Ironically, the outside advisers and advocacy organizations condemning Medicare Advantage’s holistic practices clamored for a shift away from the fee-for-service model when the Affordable Care Act passed. In a 2012 journal article, Ezekiel Emanuel, Don Berwick and Neera Tanden (currently head of the Biden-Harris Domestic Policy Council) stated: “Fee-for-service payment encourages wasteful use of high-cost tests and procedures. Instead of paying a fee for each service, payers could pay a fixed amount to physicians and hospitals for a bundle of services (bundled payments) or for all the care that a patient needs (global payments).”
Bundling is what Medicare Advantage does and does well, creating greater efficiencies and allowing plan administrators to offer more to beneficiaries. This should be a good thing. Yet Medicare Advantage’s critics are troubled by the fact that private companies are making profits.
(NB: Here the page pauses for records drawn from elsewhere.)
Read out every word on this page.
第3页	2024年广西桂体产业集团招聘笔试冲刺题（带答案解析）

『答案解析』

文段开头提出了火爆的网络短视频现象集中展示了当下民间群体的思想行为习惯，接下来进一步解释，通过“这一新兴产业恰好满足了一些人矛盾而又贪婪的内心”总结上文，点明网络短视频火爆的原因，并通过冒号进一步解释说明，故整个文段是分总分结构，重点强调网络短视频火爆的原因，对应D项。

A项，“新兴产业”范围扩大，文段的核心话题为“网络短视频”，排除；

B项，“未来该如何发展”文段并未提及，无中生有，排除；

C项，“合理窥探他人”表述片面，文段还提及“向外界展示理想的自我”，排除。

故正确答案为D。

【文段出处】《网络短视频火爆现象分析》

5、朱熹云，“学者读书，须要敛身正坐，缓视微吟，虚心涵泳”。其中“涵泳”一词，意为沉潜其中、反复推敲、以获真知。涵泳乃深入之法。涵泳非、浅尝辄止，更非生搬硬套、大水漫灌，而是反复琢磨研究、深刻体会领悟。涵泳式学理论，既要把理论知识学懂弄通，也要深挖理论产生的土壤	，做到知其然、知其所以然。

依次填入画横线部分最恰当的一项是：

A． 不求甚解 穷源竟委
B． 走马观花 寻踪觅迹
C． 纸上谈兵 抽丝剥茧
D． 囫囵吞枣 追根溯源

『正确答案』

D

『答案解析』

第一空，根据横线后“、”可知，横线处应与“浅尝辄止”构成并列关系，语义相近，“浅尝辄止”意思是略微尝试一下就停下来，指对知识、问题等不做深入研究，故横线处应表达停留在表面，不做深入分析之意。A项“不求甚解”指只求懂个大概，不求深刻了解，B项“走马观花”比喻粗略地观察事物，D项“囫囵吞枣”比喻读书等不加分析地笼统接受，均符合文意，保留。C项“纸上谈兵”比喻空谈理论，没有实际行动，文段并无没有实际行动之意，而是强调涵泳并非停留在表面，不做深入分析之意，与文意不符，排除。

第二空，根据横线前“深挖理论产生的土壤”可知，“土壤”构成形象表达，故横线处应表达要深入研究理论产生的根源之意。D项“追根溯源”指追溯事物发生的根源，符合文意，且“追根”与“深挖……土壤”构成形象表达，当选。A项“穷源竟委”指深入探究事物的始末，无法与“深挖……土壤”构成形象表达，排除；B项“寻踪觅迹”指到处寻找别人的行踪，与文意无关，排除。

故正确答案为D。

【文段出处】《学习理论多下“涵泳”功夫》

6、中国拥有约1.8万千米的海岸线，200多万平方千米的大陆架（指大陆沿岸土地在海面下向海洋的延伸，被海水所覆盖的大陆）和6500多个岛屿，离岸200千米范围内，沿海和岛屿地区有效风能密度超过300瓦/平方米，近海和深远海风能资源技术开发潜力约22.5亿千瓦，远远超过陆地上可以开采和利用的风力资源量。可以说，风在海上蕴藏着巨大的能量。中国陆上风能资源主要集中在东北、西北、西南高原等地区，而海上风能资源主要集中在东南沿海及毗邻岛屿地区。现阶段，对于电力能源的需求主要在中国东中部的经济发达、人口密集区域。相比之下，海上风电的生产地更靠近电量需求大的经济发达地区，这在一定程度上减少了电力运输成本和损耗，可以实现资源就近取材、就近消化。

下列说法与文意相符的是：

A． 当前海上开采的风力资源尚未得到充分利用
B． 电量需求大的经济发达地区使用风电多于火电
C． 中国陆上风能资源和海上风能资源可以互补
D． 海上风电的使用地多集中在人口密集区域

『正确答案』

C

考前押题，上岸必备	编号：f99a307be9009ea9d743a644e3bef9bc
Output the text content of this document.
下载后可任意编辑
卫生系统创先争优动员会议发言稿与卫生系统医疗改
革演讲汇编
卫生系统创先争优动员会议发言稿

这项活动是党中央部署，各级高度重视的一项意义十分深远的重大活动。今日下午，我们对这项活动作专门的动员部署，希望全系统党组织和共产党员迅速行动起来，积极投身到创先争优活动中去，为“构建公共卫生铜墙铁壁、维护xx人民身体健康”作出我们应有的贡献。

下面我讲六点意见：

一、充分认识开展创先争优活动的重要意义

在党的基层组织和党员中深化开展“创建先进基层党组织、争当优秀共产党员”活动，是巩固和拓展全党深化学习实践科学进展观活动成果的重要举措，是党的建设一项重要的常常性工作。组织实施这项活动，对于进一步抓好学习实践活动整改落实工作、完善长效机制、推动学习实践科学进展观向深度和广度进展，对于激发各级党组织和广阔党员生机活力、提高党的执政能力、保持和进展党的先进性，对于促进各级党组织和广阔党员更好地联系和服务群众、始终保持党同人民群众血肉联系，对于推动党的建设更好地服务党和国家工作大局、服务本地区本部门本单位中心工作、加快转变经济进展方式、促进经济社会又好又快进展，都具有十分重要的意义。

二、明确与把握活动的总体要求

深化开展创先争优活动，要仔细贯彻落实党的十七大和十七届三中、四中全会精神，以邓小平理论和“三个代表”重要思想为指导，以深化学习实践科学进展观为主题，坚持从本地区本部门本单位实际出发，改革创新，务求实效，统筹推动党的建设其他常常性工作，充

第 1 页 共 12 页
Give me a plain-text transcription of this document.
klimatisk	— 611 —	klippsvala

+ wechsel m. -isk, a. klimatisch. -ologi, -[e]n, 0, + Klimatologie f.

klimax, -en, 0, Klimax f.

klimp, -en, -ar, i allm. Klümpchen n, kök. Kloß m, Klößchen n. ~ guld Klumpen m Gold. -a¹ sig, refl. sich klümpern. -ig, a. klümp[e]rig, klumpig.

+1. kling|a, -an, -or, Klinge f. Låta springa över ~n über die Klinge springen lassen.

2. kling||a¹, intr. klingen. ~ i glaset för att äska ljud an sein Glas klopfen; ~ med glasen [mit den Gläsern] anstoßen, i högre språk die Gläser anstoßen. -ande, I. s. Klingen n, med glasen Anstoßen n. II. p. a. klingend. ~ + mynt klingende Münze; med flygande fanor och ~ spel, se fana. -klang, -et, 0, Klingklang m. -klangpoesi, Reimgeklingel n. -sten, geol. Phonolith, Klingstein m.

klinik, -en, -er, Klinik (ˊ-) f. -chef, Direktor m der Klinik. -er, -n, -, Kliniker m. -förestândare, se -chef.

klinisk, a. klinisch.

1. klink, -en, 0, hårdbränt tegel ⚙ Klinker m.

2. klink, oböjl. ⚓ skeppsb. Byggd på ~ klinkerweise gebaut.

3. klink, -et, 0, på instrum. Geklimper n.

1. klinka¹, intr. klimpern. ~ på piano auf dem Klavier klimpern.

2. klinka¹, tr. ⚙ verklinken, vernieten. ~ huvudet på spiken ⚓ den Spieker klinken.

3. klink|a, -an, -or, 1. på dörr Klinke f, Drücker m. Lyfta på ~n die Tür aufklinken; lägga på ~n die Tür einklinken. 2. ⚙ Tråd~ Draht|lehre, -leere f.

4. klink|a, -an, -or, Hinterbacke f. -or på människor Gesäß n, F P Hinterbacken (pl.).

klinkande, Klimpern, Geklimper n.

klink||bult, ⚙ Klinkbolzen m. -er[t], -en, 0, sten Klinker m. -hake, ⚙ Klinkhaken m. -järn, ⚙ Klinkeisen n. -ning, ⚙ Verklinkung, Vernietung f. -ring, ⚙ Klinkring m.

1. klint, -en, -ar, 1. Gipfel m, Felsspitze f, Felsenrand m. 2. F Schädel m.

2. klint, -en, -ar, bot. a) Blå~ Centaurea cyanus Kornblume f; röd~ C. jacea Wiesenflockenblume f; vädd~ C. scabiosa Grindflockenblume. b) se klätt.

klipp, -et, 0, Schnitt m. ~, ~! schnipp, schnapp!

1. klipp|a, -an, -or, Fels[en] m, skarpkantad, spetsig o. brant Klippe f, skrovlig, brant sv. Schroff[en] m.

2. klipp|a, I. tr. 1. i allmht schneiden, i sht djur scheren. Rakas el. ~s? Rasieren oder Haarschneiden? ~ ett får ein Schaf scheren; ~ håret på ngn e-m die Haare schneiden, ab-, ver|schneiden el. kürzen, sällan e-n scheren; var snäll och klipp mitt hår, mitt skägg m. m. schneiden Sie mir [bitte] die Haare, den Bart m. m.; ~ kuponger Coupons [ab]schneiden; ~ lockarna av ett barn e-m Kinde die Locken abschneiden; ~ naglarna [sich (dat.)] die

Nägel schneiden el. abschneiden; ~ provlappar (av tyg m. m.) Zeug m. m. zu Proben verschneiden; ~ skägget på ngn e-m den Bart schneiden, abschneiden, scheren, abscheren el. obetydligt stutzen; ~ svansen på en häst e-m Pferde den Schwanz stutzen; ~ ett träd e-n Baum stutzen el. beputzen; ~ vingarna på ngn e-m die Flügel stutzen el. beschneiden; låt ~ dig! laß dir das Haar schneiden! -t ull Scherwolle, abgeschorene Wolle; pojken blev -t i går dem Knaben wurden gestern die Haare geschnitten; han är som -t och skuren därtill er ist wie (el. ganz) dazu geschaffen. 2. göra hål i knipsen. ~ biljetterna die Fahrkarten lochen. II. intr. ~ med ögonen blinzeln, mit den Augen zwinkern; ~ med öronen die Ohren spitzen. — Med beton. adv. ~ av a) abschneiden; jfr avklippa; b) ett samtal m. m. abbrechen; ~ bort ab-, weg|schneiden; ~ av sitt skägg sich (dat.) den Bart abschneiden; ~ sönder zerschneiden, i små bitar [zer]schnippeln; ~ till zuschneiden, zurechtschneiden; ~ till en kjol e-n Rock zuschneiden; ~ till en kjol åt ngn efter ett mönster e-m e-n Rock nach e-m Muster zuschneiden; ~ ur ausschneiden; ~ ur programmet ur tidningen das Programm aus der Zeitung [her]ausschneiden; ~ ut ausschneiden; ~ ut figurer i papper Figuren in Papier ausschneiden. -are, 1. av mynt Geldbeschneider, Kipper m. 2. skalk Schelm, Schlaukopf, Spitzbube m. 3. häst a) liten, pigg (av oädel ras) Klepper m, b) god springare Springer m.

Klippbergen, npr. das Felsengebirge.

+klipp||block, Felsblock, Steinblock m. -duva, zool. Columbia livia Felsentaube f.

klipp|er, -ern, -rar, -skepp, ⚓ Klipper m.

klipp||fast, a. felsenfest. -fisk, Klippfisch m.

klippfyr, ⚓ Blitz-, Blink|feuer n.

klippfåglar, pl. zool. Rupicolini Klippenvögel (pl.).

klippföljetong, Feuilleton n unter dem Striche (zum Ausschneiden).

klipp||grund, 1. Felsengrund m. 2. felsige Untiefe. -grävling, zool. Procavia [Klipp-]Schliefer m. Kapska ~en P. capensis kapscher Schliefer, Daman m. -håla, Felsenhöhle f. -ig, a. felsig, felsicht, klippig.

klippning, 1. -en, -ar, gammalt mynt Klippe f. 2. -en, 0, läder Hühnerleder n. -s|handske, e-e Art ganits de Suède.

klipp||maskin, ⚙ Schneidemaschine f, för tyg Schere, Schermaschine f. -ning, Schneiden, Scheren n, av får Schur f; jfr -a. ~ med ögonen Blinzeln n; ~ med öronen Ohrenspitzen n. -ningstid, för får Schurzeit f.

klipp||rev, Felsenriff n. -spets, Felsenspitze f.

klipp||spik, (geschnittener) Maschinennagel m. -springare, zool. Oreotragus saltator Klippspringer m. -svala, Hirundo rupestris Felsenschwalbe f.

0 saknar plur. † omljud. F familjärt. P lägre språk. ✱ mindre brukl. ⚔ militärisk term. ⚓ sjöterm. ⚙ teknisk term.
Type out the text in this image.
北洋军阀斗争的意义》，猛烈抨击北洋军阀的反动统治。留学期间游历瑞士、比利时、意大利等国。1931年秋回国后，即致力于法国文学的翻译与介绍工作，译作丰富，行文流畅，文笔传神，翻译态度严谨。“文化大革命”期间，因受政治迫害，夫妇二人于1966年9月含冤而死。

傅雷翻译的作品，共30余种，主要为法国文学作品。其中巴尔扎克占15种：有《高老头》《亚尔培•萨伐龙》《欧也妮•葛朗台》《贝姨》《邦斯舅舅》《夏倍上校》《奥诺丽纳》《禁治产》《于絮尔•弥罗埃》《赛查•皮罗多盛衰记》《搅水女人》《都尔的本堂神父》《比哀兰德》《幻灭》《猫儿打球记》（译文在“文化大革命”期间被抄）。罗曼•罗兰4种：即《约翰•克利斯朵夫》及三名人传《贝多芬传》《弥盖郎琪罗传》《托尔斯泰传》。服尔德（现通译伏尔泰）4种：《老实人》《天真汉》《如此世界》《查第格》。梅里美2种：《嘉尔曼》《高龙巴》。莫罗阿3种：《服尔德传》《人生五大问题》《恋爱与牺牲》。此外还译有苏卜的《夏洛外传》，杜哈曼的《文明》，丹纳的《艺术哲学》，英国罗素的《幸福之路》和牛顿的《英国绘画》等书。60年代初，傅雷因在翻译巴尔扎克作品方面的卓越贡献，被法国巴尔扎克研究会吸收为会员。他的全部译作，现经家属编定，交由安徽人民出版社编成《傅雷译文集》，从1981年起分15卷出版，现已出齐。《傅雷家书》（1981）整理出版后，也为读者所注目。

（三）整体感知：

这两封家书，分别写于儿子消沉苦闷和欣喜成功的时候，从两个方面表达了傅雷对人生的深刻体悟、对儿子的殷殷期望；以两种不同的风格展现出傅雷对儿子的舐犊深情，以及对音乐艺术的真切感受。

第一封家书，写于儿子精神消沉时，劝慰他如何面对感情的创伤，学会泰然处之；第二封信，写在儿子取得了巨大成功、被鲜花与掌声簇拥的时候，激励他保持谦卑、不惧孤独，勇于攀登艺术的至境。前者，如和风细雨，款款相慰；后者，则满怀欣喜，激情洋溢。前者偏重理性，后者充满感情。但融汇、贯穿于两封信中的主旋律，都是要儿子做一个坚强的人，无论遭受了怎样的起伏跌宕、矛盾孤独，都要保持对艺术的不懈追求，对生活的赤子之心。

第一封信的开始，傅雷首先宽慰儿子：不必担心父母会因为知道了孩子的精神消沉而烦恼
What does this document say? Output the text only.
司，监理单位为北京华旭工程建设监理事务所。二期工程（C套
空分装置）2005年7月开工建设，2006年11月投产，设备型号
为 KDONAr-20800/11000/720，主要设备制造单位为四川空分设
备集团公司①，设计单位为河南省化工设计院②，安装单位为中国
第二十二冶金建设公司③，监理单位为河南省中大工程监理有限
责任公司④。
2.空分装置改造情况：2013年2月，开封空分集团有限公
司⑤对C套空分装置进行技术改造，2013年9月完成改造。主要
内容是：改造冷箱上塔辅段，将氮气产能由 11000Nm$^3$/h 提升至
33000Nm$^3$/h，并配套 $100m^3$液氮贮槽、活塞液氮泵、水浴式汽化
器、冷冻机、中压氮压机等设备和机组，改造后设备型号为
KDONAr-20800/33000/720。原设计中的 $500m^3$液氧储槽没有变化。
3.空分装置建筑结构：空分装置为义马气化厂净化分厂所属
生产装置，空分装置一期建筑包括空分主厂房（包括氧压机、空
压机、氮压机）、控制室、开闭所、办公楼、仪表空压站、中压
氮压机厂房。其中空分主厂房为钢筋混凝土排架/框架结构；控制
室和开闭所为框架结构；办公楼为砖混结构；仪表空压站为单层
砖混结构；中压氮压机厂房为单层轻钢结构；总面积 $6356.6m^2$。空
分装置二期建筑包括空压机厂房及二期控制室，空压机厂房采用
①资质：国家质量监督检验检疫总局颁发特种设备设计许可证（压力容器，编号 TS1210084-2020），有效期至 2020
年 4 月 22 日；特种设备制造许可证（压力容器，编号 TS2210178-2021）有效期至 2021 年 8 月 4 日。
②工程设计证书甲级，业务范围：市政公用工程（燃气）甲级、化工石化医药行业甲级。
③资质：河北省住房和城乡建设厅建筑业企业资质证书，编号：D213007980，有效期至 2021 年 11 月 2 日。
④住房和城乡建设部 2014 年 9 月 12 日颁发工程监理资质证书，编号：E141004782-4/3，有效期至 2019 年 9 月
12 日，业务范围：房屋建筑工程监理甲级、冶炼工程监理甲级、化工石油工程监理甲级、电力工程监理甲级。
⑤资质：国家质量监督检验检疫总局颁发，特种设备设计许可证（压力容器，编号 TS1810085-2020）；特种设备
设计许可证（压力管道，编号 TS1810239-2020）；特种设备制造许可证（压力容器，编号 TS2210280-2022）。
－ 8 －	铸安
The loser has been Medicare Advantage’s primary competitor — government-based, fee-for-service Medicare, whose plummeting customer base and increasing costs threaten the key to any single-payer, government-mandated health care program — a large, socialized risk pool (i.e., making sure enough healthy or wealthy people can balance out the unhealthy and poor customers).
Now Mr. Berwick, who served as administrator of the Centers for Medicare & Medicaid Services under President Barack Obama, once in agreement with the bundling of services, is now an ardent critic of Medicare Advantage. Mr. Berwick is a senior fellow at the Center for American Progress, perhaps the most powerful special interest organization influencing the Biden-Harris administration policy.
This year, the center released an analysis of what it termed Medicare Advantage overpayments, placing the estimated cost between $83 billion and $127 billion in 2024 alone. When reporting on administration efforts to reshape Medicare Advantage, the media has reliably turned to Mr. Berwick and a coalition of organizations named Physicians for a National Health Program. The group even cited Mr. Berwick specifically about its Medicare Advantage policy objectives and asserted: “Medicare Advantage plans have been making extremely high profits. What’s going on now are long overdue policy changes to bring their pricing and coding practices back into line.”
Medicare Advantage critics appear to deride the provider’s profit motive and ignore improved consumer choice, patient satisfaction, lower deductibles, and a broad range of benefits. Worse, the government’s own analysis appears to ignore key differences in the structure, incentives and holistic (or narrow) coverage of each program — a classic example of comparing apples to oranges.
Reshaping Medicare Advantage could also advance the administration’s all-consuming equity platform, as a recent CAP paper envisioned, stating that “combining MA payment reforms with improvements to traditional Medicare is an important strategy for advancing health equity.”
Perhaps President Biden’s inadvertent boast “we beat Medicare [Advantage]” wasn’t so inadvertent.
• Martin Hoyt is the director of the Public Health Reform Alliance.